Which would take (previously downloaded) ERA5 images (at time stamps 0:00 and 12:00 UTC) stored in /path/to/img from January 1st 2000 to December 31st 2000 and store the data within land points of the selected bounding box of variables “swvl1” and “swvl2” as time series in the folder /out/ts/path.

The passed variable names (-v) have to correspond with the names in the downloaded file, i.e. use the variable short names here.

For all other option see the output up era5 reshuffle --help and era5land reshuffle --help

Conversion to time series is performed by the repurpose package in the background.

Append new image data to existing time series

Similar to the update_img program, we also provide programs to simplify updating an existing time series record with newly downloaded images via the era5 update_ts and era5land update_ts programs. This will use the settings file created during the initial time series conversion (with reshuffle) and look for new image data in the same path that is not yet available in the given time series record.

This option is ideally used together with the update_img program in, e.g. a cron job, to first download new images, and then append them to their time series counterpart.

era5 update_ts /existing/ts/record

Alternatively, you can also use the reshuffle command, with a target path that already contains time series.
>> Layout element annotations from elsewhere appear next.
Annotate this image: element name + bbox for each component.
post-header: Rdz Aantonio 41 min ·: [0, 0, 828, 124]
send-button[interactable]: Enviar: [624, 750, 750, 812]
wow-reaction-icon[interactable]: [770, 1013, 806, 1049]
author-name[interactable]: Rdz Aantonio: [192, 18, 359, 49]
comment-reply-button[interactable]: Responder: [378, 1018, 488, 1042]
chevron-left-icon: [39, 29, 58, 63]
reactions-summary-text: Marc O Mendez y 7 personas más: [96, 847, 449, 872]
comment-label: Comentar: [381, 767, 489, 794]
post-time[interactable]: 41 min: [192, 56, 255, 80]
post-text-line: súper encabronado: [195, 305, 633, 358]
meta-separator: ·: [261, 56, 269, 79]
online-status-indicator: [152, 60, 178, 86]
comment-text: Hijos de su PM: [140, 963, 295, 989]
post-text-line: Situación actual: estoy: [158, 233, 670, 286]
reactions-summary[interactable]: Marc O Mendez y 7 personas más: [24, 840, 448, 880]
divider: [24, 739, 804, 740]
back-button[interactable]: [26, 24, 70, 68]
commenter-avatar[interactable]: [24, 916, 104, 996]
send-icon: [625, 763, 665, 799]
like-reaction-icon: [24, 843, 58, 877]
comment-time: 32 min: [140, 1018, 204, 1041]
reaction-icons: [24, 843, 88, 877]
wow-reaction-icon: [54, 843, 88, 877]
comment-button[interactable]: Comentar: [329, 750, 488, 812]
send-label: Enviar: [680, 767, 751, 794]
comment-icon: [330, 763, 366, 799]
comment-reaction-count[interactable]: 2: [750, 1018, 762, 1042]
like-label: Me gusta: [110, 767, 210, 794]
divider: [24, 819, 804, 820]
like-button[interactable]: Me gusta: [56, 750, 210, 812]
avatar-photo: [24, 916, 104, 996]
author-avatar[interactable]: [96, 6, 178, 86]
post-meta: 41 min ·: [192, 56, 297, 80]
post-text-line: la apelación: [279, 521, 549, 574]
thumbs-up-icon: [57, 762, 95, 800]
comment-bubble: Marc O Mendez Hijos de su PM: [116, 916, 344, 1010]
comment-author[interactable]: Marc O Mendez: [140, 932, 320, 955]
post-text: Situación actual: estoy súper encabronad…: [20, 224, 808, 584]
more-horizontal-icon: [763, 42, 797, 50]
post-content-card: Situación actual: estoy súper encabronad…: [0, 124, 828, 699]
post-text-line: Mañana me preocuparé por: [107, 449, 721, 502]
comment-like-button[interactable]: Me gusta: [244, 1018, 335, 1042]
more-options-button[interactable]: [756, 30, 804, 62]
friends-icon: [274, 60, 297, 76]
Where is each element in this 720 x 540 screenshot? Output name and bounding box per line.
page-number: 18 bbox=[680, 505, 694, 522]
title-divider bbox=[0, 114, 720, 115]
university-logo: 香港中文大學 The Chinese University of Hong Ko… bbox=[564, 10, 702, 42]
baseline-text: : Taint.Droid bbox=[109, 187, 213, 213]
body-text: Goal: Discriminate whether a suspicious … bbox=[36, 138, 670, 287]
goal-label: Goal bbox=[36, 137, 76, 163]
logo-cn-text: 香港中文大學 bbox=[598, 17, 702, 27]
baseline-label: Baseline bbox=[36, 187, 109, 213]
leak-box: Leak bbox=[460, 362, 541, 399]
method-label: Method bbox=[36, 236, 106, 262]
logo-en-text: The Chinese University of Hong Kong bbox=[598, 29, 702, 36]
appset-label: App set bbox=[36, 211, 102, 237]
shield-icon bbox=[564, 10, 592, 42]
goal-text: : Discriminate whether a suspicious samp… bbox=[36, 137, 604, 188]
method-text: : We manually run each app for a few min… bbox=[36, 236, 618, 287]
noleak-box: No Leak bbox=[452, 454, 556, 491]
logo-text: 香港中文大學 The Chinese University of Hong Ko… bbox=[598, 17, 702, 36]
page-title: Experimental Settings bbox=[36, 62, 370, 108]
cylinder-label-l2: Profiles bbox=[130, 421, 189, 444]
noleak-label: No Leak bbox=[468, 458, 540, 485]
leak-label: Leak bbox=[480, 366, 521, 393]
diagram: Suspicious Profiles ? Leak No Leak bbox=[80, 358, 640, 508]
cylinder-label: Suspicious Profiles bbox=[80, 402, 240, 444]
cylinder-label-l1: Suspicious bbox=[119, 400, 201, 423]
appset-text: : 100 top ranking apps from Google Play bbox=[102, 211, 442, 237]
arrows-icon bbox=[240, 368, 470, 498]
This will also append new data (but make sure you use the same settings as before).

Reading converted time series data

For reading time series data, that the era5 reshuffle and era5land reshuffle command produces, the class ERATs can be used. This will return a time series of values for the chosen location.

Optional arguments that are forwarded to the parent class (OrthoMultiTs, as defined in pynetcf.time_series) can be passed as well:

>> from ecmwf_models import ERATs
# read_bulk reads full files into memory
# read_ts takes either lon, lat coordinates to perform a nearest neighbour search
# or a grid point index (from the grid.nc file) and returns a pandas.DataFrame.
>> ds = ERATs(ts_path, ioclass_kws={'read_bulk': True})

>> ds.read(18, 48)  # (lon, lat)

                        swvl1     swvl2
2024-04-01 00:00:00  0.318054  0.329590
2024-04-01 12:00:00  0.310715  0.325958
2024-04-02 00:00:00  0.360229  0.323502
        ...             ...       ...
2024-04-04 12:00:00  0.343353  0.348755
2024-04-05 00:00:00  0.350266  0.346558
2024-04-05 12:00:00  0.343994  0.344498

Bulk reading speeds up reading multiple points from a cell file by storing the file in memory for subsequent calls. Either Longitude and Latitude can be passed to perform a nearest neighbour search on the data grid (grid.nc in the time series path) or the grid point index (GPI) can be passed directly.